Cardiac Arrhythmias: Difference between revisions

The cardiac action potential is a result of ions flowing through different ion channels. Ion channels are passages for ions (mainly Na+, K+, Ca2+ and Cl-) that facilitate movement through the cell membrane. Changes in structure of these channels can open, inactivate or close and control current inside and outside the myocytes. Due to different activity and expression of ion channels, the various parts of the cardiac conduction channel have slightly different action potential characteristics. Ion channels are mostly a passive passage, where movement of ions are caused by the electrochemical activity gradient. In addition to these passive ion channels a few ATP-dependent channels exist to fine-tune the action potential. These changes of membrane potential produce and action potential lasting a few hundreds of milliseconds. Disorders is single channels can lead to arrhythmias, as seen in the section genetic arrhythmias (link). The action potential is conducted throughout the heart by the depolarization of the immediate environment of the cells and through intracellular coupling with gap-junctions. The communication pores are located in cell to cell adhesion structures, the intercalated disks.

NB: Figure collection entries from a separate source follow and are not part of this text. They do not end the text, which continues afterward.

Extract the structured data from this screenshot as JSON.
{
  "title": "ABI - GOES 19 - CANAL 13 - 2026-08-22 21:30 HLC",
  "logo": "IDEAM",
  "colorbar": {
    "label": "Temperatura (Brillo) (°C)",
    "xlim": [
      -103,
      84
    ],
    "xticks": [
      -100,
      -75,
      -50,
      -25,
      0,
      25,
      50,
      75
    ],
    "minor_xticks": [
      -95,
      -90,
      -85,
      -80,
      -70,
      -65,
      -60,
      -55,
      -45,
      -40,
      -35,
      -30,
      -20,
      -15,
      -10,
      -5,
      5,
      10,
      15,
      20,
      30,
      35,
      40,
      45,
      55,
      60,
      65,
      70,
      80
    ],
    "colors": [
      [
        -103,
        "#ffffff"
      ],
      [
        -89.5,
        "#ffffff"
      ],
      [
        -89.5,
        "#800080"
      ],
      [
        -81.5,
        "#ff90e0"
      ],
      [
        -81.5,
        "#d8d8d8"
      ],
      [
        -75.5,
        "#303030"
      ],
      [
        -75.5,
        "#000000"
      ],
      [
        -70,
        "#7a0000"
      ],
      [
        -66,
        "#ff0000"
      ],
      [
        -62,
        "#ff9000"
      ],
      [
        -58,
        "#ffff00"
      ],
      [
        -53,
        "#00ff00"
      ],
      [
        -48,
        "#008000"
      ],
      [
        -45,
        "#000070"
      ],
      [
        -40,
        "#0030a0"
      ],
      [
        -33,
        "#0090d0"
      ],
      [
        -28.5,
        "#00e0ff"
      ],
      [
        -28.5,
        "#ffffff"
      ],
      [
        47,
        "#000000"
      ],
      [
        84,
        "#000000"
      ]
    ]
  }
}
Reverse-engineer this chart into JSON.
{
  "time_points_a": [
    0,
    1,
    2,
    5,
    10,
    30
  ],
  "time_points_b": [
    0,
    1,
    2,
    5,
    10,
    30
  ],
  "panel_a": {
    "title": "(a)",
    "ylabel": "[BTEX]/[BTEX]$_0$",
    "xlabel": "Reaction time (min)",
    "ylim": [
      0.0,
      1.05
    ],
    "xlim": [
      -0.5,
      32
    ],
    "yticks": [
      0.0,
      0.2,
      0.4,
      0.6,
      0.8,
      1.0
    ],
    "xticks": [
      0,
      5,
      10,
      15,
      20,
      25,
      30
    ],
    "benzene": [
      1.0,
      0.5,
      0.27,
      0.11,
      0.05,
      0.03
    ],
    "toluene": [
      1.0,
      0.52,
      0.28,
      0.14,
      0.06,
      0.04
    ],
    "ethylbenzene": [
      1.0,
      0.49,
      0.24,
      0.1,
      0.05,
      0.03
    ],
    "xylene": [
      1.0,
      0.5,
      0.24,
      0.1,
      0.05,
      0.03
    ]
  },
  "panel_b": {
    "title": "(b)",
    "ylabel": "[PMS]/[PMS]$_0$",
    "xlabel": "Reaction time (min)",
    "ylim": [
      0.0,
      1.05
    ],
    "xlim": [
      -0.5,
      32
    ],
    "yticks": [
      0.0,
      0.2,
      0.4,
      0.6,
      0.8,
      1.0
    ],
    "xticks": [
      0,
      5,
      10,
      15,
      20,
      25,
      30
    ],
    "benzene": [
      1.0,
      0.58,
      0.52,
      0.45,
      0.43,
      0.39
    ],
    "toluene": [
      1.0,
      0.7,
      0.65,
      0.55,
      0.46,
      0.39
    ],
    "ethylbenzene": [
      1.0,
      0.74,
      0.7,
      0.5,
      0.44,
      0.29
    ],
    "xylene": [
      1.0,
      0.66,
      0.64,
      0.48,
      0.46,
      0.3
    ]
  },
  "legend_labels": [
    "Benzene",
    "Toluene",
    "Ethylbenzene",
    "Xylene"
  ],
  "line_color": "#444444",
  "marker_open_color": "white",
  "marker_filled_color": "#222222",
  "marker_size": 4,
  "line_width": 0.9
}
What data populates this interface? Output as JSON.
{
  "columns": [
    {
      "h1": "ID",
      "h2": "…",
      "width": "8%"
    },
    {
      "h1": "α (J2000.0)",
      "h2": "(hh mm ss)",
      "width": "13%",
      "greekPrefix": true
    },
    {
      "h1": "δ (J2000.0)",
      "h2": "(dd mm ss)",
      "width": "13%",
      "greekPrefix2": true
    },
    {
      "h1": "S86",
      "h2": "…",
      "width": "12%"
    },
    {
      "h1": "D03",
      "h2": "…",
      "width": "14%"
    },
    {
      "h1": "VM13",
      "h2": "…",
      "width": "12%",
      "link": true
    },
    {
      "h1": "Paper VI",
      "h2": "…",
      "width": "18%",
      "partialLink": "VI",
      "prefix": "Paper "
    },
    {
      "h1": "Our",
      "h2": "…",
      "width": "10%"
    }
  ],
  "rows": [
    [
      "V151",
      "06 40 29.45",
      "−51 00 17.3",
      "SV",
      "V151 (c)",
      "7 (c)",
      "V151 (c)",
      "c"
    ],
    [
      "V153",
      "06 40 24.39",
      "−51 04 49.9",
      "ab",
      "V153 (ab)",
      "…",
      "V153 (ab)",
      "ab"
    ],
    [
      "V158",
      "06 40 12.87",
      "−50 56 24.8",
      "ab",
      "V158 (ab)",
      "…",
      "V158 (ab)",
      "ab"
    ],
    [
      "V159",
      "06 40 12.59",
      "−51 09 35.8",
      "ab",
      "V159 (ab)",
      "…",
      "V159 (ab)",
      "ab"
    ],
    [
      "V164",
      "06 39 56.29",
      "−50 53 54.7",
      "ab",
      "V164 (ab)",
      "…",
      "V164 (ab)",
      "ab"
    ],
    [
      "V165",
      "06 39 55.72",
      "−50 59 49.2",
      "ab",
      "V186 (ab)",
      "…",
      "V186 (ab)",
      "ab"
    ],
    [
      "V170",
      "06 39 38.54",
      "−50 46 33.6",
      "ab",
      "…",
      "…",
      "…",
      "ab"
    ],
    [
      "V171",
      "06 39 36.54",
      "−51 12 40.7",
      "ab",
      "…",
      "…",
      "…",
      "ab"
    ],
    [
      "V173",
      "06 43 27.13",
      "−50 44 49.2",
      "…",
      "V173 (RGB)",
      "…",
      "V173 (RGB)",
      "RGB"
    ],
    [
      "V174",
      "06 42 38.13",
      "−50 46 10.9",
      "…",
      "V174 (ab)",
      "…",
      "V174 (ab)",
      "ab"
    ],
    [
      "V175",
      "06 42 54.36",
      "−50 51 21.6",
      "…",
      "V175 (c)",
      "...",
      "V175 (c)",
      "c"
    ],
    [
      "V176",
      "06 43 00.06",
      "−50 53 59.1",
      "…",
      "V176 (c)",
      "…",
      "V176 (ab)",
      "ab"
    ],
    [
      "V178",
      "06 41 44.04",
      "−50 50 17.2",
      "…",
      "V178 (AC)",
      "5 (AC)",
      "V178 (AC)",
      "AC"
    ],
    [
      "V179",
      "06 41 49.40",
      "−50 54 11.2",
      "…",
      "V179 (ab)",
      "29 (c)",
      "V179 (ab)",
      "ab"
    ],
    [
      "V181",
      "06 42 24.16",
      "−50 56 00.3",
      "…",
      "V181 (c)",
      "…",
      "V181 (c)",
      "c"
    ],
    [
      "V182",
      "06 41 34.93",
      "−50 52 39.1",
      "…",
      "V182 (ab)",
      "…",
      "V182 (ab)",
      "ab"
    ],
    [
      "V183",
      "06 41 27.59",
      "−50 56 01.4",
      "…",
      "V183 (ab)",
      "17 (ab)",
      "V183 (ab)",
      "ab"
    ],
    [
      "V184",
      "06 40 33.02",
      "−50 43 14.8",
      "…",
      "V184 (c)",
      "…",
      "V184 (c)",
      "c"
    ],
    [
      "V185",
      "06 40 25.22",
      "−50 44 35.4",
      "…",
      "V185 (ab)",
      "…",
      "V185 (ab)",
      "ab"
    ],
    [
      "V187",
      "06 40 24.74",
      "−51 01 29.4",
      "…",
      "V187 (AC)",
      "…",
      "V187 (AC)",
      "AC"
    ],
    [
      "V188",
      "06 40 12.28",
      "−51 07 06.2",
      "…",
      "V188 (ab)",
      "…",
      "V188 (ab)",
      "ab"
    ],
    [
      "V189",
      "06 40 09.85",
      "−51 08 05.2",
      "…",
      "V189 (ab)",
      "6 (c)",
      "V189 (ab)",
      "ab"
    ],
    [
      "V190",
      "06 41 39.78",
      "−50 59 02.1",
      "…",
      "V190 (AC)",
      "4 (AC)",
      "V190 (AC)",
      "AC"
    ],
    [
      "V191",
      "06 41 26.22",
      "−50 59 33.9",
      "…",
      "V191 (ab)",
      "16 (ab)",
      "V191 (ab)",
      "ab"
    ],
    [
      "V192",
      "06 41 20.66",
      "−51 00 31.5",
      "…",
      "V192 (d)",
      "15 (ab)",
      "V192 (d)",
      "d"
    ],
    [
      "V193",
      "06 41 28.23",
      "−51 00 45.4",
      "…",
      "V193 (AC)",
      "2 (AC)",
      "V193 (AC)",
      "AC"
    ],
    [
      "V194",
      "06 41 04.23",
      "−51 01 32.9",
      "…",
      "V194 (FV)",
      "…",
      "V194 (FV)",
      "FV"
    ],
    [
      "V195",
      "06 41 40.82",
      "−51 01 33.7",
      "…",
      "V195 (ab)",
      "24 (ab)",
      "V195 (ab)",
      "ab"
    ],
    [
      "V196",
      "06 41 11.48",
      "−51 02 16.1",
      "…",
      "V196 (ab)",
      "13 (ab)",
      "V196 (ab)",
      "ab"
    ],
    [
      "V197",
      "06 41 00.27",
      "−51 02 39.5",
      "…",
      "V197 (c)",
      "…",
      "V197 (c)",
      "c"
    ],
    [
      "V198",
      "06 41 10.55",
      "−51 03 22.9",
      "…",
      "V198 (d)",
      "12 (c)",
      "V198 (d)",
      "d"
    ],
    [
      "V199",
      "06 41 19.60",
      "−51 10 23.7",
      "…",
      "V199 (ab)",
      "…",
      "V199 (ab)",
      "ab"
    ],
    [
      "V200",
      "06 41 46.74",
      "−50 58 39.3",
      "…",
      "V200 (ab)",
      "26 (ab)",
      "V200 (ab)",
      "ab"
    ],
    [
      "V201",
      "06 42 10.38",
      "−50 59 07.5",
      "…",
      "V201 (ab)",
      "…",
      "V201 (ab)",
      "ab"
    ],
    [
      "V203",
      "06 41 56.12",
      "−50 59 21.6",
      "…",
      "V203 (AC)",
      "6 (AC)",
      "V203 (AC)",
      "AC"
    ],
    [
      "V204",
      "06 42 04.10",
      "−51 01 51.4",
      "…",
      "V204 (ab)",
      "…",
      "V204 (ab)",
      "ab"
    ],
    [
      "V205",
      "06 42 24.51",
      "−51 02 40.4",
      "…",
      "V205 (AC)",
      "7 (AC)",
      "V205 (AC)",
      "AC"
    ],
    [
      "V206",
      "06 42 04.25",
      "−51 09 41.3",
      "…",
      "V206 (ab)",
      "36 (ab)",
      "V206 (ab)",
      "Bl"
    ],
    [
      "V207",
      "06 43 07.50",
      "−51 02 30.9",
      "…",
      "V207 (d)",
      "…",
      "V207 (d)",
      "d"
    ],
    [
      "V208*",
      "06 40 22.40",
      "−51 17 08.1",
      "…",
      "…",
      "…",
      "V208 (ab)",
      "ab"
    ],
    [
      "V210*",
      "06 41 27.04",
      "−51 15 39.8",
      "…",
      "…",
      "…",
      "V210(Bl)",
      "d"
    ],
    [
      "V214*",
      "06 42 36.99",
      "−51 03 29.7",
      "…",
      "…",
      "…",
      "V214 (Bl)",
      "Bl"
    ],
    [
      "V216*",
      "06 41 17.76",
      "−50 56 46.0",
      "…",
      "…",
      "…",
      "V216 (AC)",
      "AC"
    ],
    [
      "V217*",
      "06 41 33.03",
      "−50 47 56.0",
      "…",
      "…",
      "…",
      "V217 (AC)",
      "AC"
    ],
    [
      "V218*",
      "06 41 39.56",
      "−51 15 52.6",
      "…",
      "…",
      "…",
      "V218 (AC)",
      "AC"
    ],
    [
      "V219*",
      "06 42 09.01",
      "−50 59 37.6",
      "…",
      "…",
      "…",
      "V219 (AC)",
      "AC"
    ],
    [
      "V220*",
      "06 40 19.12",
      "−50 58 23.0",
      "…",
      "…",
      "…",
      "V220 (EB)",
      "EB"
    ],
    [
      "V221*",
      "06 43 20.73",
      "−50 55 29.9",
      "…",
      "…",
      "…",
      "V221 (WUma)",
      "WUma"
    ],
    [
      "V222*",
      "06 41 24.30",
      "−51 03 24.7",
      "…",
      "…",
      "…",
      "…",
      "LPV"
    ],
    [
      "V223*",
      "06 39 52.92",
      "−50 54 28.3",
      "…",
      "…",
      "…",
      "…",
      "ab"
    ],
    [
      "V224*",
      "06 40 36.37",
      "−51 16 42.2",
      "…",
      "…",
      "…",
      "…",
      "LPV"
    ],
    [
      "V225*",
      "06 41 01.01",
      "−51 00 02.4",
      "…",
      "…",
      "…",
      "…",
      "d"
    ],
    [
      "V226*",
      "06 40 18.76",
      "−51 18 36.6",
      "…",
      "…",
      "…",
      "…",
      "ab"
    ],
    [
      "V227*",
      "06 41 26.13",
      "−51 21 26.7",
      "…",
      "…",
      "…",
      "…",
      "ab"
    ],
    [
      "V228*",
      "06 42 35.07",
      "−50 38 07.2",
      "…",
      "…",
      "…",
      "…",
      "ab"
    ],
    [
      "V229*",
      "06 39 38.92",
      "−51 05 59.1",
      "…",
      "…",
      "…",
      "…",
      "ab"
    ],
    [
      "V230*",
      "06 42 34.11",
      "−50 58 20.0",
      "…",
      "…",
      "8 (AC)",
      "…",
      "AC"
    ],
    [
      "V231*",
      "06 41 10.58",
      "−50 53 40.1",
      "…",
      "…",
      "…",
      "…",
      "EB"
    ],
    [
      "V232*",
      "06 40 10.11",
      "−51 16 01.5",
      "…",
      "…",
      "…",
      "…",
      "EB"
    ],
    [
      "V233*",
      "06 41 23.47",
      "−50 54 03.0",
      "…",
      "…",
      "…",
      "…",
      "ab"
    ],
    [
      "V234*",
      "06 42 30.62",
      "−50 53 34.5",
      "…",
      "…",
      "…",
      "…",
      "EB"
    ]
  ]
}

In summary during the depolarization, sodium ions stream into the cell followed by a influx of Ca2+ ions (both from the inside (sarcoplasmatic reticulum) and outside of the cell). These Ca2+ ions cause the actual muscular contraction. Shortly thereafter K+ ions stream out of the cell. During repolarization the ion concentration returns to its precontraction state. The action potential can be divided in five phases:  

Rapid depolarization is started once the membrane potential reaches a certain threshold (about -70 to -60 mV), independent of the size of the depolarizing stimulus. This produces a rapid influx of Na+ and a rapid upstroke of the action potential. At higher potentials (-40 to -30) Ca2+ influx participates in the upstroke. In sinus node and AV node a slower upstroke can be observed (Figure 1). This caused because the upstroke in these cells are mainly mediated by the slower acting Ca2+ ion channels. The slow activation and inactivation produce a slower upstroke.

Immediately following rapid depolarization, the inactivation of INa and subsequent activation of the outward K+ current ITO and the Na+/Ca2+ exchanger produce a early rapid repolarization. Due to the absence of INa in the upstroke of sinus node and AV node cells and the subsequent slower depolarization, this rapid repolarisation is not visible in their action potentials.

The plateau phase represents an equal influx and efflux of ions producing a stable membrane potential. The influx is mediated by Ca2+ through the open L-type Ca2+ channels and the exchange of Na+ for internal Ca2+ by the Na+/Ca2+ exchanger. The efflux is the result of outward current carried by K+ and Cl- ions.

Final repolarization is mainly caused by inactivation of Ca2+ channels, reducing the influx of positive ions. Furthermore repolarizing K+ currents (delayed rectifier current IKs and IKr and inwardly rectifying current IK1 and IK,Ach) are activated which increase efflux of positive ions. This result in an repolarization to the resting membrane potential.

Depending on cell type the resting membrane potential is between -50 to -95 mV, sinus node and AV nodal cells have a predominately higher resting membrane potential (-50 to -60 mV and -60 to -70 respectively) in comparison with atrial and ventricular cardiomyocytes (-80 to -90 mV). This distribution is mainly caused by the Na+ outside the cell and the K+ inside the cell. Sinus node cells and AV nodal cells (and to a lesser degree Purkinje fibers cells) have a special voltage dependent channel If, the funny current. Furthermore they lack IK1, a K+ current that maintains the resting membrane potential in atrial and ventricular tissue. This channel displays a slow depolarization in diastole, called the phase 4 diastolic depolarization, and results normal automaticity. Sinus node discharges are regulated by the autonomous nerve system and due to its high firing frequency dominates other potential pacemaker sites.

* Delayed afterdepolarizations occur after the cell has recovered after completion of repolarization. In delayed afterdepolarization an abnormal Ca2+ handling of the cell is probably responsible for the afterdepolarizations due to release of Ca2+ from the storage of Ca2+ in the sarcoplasmatic reticulum. The accumulation of Ca2+ increases membrane potential and thus depolarizes the cell when it reaches a certain threshold.

Conduction block or conduction delay is a frequent cause of bradyarrhythmias, however tacharrhythmias can also result from conduction block and produce a reentrant circuit. Conduction block can develop in different conditions, for instance a deceleration block or a acceleration block. These conduction block develop due to deceleration or a slow heart rate or a acceleration or fast heart rate respectively. It is important to assess the cause of conduction block as explained in the section of bradyarrhythmias [link], for it is important in the treatment of the conduction delay or block.